5. Test re-trained models.

```
timestamp=$(date +%Y-%m-%d-%H-%M-%S-%N)
DATASET='cxpert'
architecture="densenet121_${DATASET}"
num_models=50
CUDA_VISIBLE_DEVICES=0,1,2,3 PYTHONPATH=. nohup python main.py \
--path /home/${USER}/code/capc-learning \
--dataset ${DATASET} \
--dataset_type 'balanced' \
--balance_type 'standard' \
--begin_id 0 \
--end_id 3 \
--num_querying_parties 3 \
--num_models ${num_models} \
--num_epochs 100 \
--architectures ${architecture} \
--commands 'test_models' \
--sigma_gnmax 7.0 \
--threshold 50 \
--sigma_threshold 30 \
--budgets 20.0 \
--optimizer 'Adam' \
--mode 'random' \
--lr 0.001 \
--weight_decay 0.00001 \
--schedule_factor 0.1 \
--scheduler_type 'ReduceLROnPlateau' \
--loss_type 'BCEWithLogits' \
--num_workers 8 \
--batch_size 64 \
--eval_batch_size 64 \
--class_type 'multilabel' \
--device_ids 0 1 2 3 \
--momentum 0.9 \
--weak_classes '' \
--chexpert_dataset_type 'pos' \
--log_every_epoch 0 \
--debug 'False' \
--xray_views 'AP' 'PA' \
--query_set_type 'numpy' \
--pick_labels -1 \
--retrain_model_type 'load' \
--test_models_type 'retrained' \
>>train_private_${DATASET}_${timestamp}.txt 2>&1 &
echo train_private_${DATASET}_${timestamp}.txt
```

## The main implementation parts and parameters

The Binary PATE per label and Powerset can be found in
file: `analysis/rdp_cumulative.py`. The functions are `analyze_multilabel()` for
Binary and `analyze_multilabel_powerset` for Powerset.

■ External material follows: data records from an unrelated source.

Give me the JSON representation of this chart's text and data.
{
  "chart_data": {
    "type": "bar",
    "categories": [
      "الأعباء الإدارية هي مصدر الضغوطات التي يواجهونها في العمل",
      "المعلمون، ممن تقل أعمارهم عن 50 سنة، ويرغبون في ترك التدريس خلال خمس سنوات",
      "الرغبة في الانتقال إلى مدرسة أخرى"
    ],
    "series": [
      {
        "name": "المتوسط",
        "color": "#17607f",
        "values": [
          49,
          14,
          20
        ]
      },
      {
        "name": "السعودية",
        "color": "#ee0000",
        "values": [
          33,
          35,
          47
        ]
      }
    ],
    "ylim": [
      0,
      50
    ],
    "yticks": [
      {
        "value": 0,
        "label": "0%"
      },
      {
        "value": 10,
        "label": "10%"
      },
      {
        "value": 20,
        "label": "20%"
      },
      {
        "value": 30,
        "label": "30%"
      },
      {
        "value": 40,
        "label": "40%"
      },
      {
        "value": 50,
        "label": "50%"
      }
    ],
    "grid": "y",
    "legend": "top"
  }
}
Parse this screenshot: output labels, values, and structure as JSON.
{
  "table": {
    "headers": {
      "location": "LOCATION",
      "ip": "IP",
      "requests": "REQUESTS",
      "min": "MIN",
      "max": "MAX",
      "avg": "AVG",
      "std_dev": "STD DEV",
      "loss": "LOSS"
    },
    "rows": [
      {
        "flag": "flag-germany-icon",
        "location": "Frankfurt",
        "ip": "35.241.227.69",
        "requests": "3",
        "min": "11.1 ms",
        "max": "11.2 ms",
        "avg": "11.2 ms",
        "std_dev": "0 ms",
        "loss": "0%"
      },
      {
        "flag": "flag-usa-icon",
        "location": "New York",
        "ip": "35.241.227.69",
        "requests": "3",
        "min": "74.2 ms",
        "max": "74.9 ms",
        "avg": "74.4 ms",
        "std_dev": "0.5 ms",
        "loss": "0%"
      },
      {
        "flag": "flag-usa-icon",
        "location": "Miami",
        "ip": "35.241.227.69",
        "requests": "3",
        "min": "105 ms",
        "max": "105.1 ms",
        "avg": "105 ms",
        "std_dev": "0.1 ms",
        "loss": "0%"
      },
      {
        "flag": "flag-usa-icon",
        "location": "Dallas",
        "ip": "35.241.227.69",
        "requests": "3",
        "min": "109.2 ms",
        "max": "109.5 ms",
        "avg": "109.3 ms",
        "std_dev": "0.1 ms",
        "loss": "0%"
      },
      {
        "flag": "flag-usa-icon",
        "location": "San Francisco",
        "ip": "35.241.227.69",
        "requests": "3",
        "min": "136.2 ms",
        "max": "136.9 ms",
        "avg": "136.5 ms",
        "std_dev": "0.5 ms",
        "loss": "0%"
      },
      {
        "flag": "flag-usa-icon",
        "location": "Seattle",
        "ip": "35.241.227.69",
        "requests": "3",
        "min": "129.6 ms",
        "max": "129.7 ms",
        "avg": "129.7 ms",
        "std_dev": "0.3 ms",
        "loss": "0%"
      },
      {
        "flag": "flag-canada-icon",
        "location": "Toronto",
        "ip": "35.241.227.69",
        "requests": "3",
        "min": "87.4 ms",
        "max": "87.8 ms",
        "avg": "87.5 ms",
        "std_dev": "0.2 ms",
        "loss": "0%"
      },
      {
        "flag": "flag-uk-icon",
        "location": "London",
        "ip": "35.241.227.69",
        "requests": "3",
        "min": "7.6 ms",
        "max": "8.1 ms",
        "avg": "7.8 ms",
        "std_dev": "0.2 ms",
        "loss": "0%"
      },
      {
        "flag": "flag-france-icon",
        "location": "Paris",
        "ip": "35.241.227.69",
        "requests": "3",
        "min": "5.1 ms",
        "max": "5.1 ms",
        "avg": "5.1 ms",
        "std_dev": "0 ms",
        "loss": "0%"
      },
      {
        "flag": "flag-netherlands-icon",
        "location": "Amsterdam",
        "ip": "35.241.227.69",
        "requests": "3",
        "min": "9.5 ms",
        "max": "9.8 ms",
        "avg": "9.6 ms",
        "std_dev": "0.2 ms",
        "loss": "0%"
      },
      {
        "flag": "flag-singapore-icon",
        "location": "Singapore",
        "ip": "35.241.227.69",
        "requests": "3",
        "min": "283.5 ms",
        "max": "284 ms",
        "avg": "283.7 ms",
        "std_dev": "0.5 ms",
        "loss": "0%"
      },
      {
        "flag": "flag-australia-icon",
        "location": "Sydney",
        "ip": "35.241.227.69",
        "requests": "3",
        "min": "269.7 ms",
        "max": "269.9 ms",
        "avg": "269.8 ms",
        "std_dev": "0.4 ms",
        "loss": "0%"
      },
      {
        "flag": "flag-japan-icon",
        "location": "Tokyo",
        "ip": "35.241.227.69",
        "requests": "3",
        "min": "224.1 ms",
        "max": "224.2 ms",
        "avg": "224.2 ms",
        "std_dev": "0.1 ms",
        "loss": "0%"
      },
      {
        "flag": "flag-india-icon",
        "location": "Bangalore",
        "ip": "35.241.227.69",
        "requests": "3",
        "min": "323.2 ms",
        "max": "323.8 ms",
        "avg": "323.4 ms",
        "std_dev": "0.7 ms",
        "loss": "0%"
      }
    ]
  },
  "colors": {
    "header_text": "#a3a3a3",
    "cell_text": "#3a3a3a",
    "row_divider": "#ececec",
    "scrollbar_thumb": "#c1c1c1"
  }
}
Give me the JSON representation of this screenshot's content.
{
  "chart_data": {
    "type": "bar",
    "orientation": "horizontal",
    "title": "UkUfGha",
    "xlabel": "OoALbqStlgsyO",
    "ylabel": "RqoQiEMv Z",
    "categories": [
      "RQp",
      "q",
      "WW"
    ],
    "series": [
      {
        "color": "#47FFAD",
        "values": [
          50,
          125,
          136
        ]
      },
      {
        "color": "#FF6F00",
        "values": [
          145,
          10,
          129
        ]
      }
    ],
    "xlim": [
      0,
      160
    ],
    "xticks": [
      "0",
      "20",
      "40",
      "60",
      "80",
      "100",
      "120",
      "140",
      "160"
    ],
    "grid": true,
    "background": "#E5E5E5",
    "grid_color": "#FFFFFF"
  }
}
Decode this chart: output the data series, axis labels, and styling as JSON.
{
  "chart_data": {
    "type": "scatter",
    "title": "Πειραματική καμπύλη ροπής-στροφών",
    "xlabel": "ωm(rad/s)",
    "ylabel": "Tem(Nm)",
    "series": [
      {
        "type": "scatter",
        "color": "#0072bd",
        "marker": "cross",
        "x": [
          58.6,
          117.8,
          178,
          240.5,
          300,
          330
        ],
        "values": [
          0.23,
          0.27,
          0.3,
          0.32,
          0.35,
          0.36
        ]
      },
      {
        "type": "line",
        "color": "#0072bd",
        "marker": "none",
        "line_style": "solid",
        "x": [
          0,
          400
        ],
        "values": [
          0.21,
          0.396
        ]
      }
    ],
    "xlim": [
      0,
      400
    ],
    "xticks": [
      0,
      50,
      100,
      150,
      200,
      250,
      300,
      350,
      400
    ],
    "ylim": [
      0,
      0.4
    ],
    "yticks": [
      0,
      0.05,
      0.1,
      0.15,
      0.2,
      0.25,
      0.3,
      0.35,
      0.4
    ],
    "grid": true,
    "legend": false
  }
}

To activate Binary version use parameter `--class_type 'multilabel'`, for
Powerset `--class_type 'multilabel_powerset'`.

The t-PATE per label can be found in file: `analysis/rdp_cumulative.py` and
function `analyze_tau_pate()`. To activate this version use
parameter `--class_type 'multilabel_tau_pate'`.

To activate the tau-clipping mechanism set the `--class_type`
to `multilabel_tau_data_independent`. Then, `--private_tau_norm 2` (2 is for the
L2 norm) and, e.g., for Pascal VOC the threshold tau is `1.8`.